Examples of more recent and emerging regional approaches in three key educational areas—leadership development, literacy instruction, and operational efficiency—can help lend insight into the potential of school district regionalization efforts. While they represent newer initiatives, they illustrate the types of efforts whose impacts should be carefully studied to understand how shared resources and collaborations can best be leveraged to the benefit of students, staff, school leadership, and communities.

Leadership Development

In the Capital Region, the Urban Superintendents’ Leadership Academy—facilitated by ILO Group—is an innovative example of cross-district collaboration. With services first beginning in May 2025, this partnership between the Albany and Schenectady school districts aims to strengthen the educational leadership pipeline through a shared, multitiered professional development model. By investing collectively in the training and coaching of aspiring and early-career teachers, schools, and district leaders, the initiative aims to not only address challenges like leadership turnover but also to build regional capacity for instructional innovation, including the integration of emerging technologies such as artificial intelligence. Rather than a generic solution, the academy provides targeted, hands-on training that reflects the unique needs of the local city school districts and of each leadership role, all supported by interdistrict resources. The program is designed to produce measurable outcomes of the district’s vision to grow excellent academic and administrative leaders, with the aim of developing a model worthy of replication across the state.

Literacy Instruction

Meanwhile, in the North Country, St.
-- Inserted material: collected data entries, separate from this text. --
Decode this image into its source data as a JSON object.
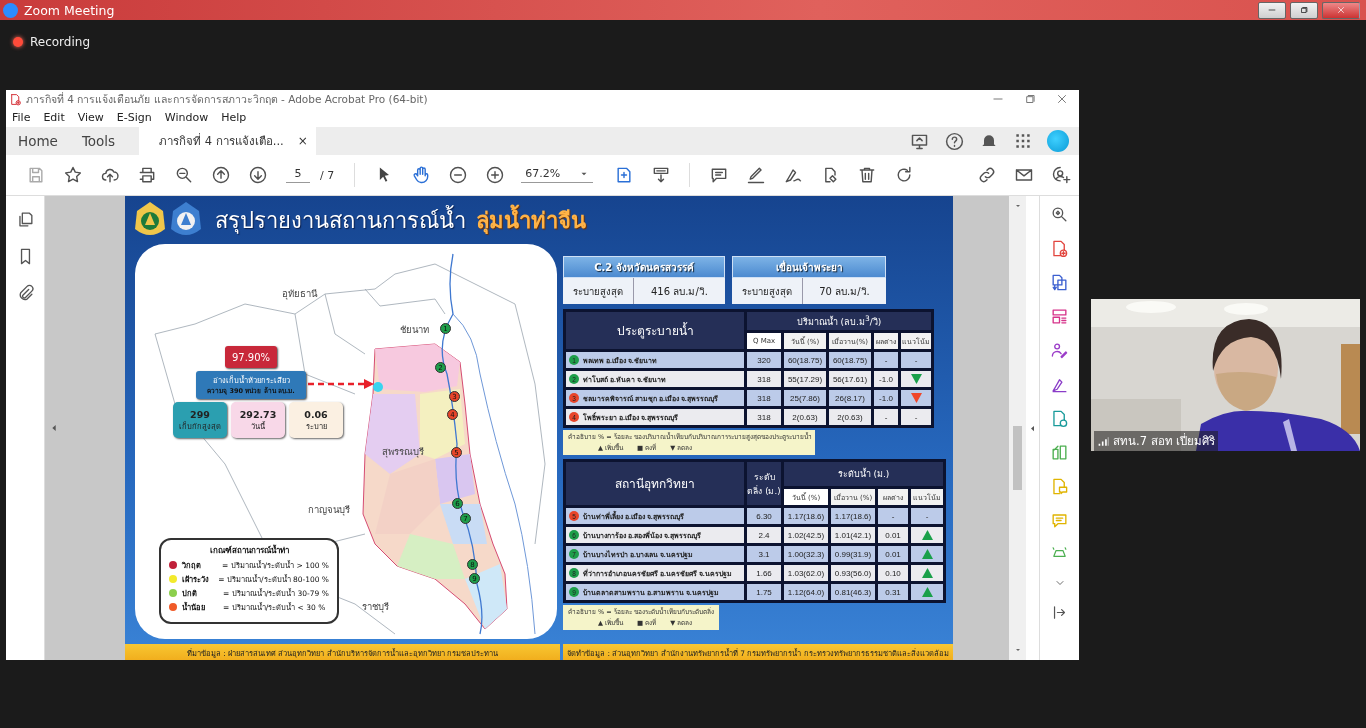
{
  "zoom": {
    "title": "Zoom Meeting",
    "recording": "Recording"
  },
  "acrobat": {
    "title": "ภารกิจที่ 4 การแจ้งเตือนภัย และการจัดการสภาวะวิกฤต - Adobe Acrobat Pro (64-bit)",
    "menu": [
      "File",
      "Edit",
      "View",
      "E-Sign",
      "Window",
      "Help"
    ],
    "tabs": [
      {
        "label": "Home",
        "selected": false
      },
      {
        "label": "Tools",
        "selected": false
      },
      {
        "label": "ภารกิจที่ 4 การแจ้งเตือ...",
        "selected": true,
        "close": "×"
      }
    ],
    "page_current": "5",
    "page_total": "/ 7",
    "zoom_level": "67.2%"
  },
  "slide": {
    "title": "สรุปรายงานสถานการณ์น้ำ",
    "title_highlight": "ลุ่มน้ำท่าจีน",
    "map_labels": [
      "อุทัยธานี",
      "ชัยนาท",
      "สุพรรณบุรี",
      "กาญจนบุรี",
      "ราชบุรี"
    ],
    "markers": [
      {
        "label": "1",
        "color": "#1e9e4a"
      },
      {
        "label": "2",
        "color": "#1e9e4a"
      },
      {
        "label": "3",
        "color": "#e8452a"
      },
      {
        "label": "4",
        "color": "#e8452a"
      },
      {
        "label": "5",
        "color": "#e8452a"
      },
      {
        "label": "6",
        "color": "#1e9e4a"
      },
      {
        "label": "7",
        "color": "#1e9e4a"
      },
      {
        "label": "8",
        "color": "#1e9e4a"
      },
      {
        "label": "9",
        "color": "#1e9e4a"
      }
    ],
    "reservoir": {
      "percent": "97.90%",
      "name": "อ่างเก็บน้ำห้วยกระเสียว",
      "capacity": "ความจุ 390 หน่วย ล้าน ลบ.ม.",
      "stats": [
        {
          "value": "299",
          "label": "เก็บกักสูงสุด",
          "color": "#2b9fb0"
        },
        {
          "value": "292.73",
          "label": "วันนี้",
          "color": "#f8d8e8"
        },
        {
          "value": "0.06",
          "label": "ระบาย",
          "color": "#fbf0e2"
        }
      ]
    },
    "legend": {
      "title": "เกณฑ์สถานการณ์น้ำท่า",
      "items": [
        {
          "label": "วิกฤต",
          "rule": "= ปริมาณน้ำ/ระดับน้ำ > 100 %",
          "color": "#c0203a"
        },
        {
          "label": "เฝ้าระวัง",
          "rule": "= ปริมาณน้ำ/ระดับน้ำ 80-100 %",
          "color": "#f3ea2c"
        },
        {
          "label": "ปกติ",
          "rule": "= ปริมาณน้ำ/ระดับน้ำ 30-79 %",
          "color": "#8ccf4d"
        },
        {
          "label": "น้ำน้อย",
          "rule": "= ปริมาณน้ำ/ระดับน้ำ < 30 %",
          "color": "#f05a28"
        }
      ]
    },
    "discharge_cards": [
      {
        "title": "C.2 จังหวัดนครสวรรค์",
        "label": "ระบายสูงสุด",
        "value": "416 ลบ.ม/วิ."
      },
      {
        "title": "เขื่อนเจ้าพระยา",
        "label": "ระบายสูงสุด",
        "value": "70 ลบ.ม/วิ."
      }
    ],
    "gate_table": {
      "title": "ประตูระบายน้ำ",
      "group": "ปริมาณน้ำ (ลบ.ม$^{3}$/วิ)",
      "columns": [
        "Q Max",
        "วันนี้ (%)",
        "เมื่อวาน(%)",
        "ผลต่าง",
        "แนวโน้ม"
      ],
      "rows": [
        {
          "number": "1",
          "color": "#1e9e4a",
          "name": "พลเทพ อ.เมือง จ.ชัยนาท",
          "cells": [
            "320",
            "60(18.75)",
            "60(18.75)",
            "-"
          ],
          "trend": {
            "kind": "dash",
            "text": "-"
          }
        },
        {
          "number": "2",
          "color": "#1e9e4a",
          "name": "ท่าโบสถ์ อ.หันคา จ.ชัยนาท",
          "cells": [
            "318",
            "55(17.29)",
            "56(17.61)",
            "-1.0"
          ],
          "trend": {
            "kind": "down",
            "color": "#1aa04a"
          }
        },
        {
          "number": "3",
          "color": "#e8452a",
          "name": "ชลมารคพิจารณ์ สามชุก อ.เมือง จ.สุพรรณบุรี",
          "cells": [
            "318",
            "25(7.86)",
            "26(8.17)",
            "-1.0"
          ],
          "trend": {
            "kind": "down",
            "color": "#f0462a"
          }
        },
        {
          "number": "4",
          "color": "#e8452a",
          "name": "โพธิ์พระยา อ.เมือง จ.สุพรรณบุรี",
          "cells": [
            "318",
            "2(0.63)",
            "2(0.63)",
            "-"
          ],
          "trend": {
            "kind": "dash",
            "text": "-"
          }
        }
      ]
    },
    "gate_note": {
      "text": "คำอธิบาย % = ร้อยละ ของปริมาณน้ำเทียบกับปริมาณการระบายสูงสุดของประตูระบายน้ำ",
      "keys": [
        {
          "symbol": "▲",
          "label": "เพิ่มขึ้น"
        },
        {
          "symbol": "■",
          "label": "คงที่"
        },
        {
          "symbol": "▼",
          "label": "ลดลง"
        }
      ]
    },
    "station_table": {
      "title": "สถานีอุทกวิทยา",
      "group": "ระดับน้ำ (ม.)",
      "columns": [
        "ระดับตลิ่ง (ม.)",
        "วันนี้ (%)",
        "เมื่อวาน (%)",
        "ผลต่าง",
        "แนวโน้ม"
      ],
      "rows": [
        {
          "number": "5",
          "color": "#e8452a",
          "name": "บ้านท่าพี่เลี้ยง อ.เมือง จ.สุพรรณบุรี",
          "cells": [
            "6.30",
            "1.17(18.6)",
            "1.17(18.6)",
            "-"
          ],
          "trend": {
            "kind": "dash",
            "text": "-"
          }
        },
        {
          "number": "6",
          "color": "#1e9e4a",
          "name": "บ้านบางการ้อง อ.สองพี่น้อง จ.สุพรรณบุรี",
          "cells": [
            "2.4",
            "1.02(42.5)",
            "1.01(42.1)",
            "0.01"
          ],
          "trend": {
            "kind": "up",
            "color": "#1aa04a"
          }
        },
        {
          "number": "7",
          "color": "#1e9e4a",
          "name": "บ้านบางไทรป่า อ.บางเลน จ.นครปฐม",
          "cells": [
            "3.1",
            "1.00(32.3)",
            "0.99(31.9)",
            "0.01"
          ],
          "trend": {
            "kind": "up",
            "color": "#1aa04a"
          }
        },
        {
          "number": "8",
          "color": "#1e9e4a",
          "name": "ที่ว่าการอำเภอนครชัยศรี อ.นครชัยศรี จ.นครปฐม",
          "cells": [
            "1.66",
            "1.03(62.0)",
            "0.93(56.0)",
            "0.10"
          ],
          "trend": {
            "kind": "up",
            "color": "#1aa04a"
          }
        },
        {
          "number": "9",
          "color": "#1e9e4a",
          "name": "บ้านตลาดสามพราน อ.สามพราน จ.นครปฐม",
          "cells": [
            "1.75",
            "1.12(64.0)",
            "0.81(46.3)",
            "0.31"
          ],
          "trend": {
            "kind": "up",
            "color": "#1aa04a"
          }
        }
      ]
    },
    "station_note": {
      "text": "คำอธิบาย % = ร้อยละ ของระดับน้ำเทียบกับระดับตลิ่ง",
      "keys": [
        {
          "symbol": "▲",
          "label": "เพิ่มขึ้น"
        },
        {
          "symbol": "■",
          "label": "คงที่"
        },
        {
          "symbol": "▼",
          "label": "ลดลง"
        }
      ]
    },
    "footers": [
      "ที่มาข้อมูล : ฝ่ายสารสนเทศ ส่วนอุทกวิทยา สำนักบริหารจัดการน้ำและอุทกวิทยา กรมชลประทาน",
      "จัดทำข้อมูล : ส่วนอุทกวิทยา สำนักงานทรัพยากรน้ำที่ 7 กรมทรัพยากรน้ำ กระทรวงทรัพยากรธรรมชาติและสิ่งแวดล้อม"
    ]
  },
  "video": {
    "name": "สทน.7 สอท เปี่ยมศิริ"
  }
}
Lawrence-Lewis BOCES is demonstrating how cooperative leadership can transform literacy instruction across its 18 component districts. By partnering with SUNY New Paltz to offer a Science of Reading Fundamentals microcredential, BOCES is in the midst of a multiyear professional development effort to train and empower educators in multiple districts on how best to adopt research-based literacy instructional approaches, aligning the approach with the New York State Education Department’s statewide Literacy Initiative. Through shared professional development programming, access to expert-led sessions, and curated curriculum evaluation tools, the region is replacing outdated instructional methods with evidence-based practices that are designed to achieve better and more equitable literacy outcomes for all students.

Operational Efficiency

Operational collaboration can also help reduce bureaucracy, administrative delays, and costs for school districts. The Wayne-Finger Lakes BOCES Central Business Office (CBO) exemplifies how shared services can enhance efficiency and reliability. By centralizing key financial functions such as payroll, accounts payable, and benefits administration across the BOCES’s 25-member school districts, the CBO allows districts to reduce administrative burdens and redirect efforts, focus, and resources toward their core mission: educating students. Participating districts benefit from cost savings, expert and expanded financial support from centralized staff, and strong and more consistent internal controls and compliance, all while improving service delivery. Early estimates of cost savings for the region’s school districts (combined) range from $180,000 per year under very conservative assumptions to a more realistic $500,000 or more annually.1 Maybe more significantly, centralizing staff has allowed the BOCES to employ highly qualified, certified, and degreed experts as treasurers and accountants, positions that many smaller school districts have difficulty filling on their own. When individual districts experience extended vacancies or absences in these positions, the stability and integrity of financial services can become jeopardized; by centralizing staff in the regional BOCES’s CBO with a few treasurers and auditors, critical financial functions are always covered by others in the event of an absence.2 Additionally, because BOCES is independent of its districts, the segregation of duties required by financial audits naturally occurs, a practice that is very difficult for small districts with a limited number of business office staff to maintain.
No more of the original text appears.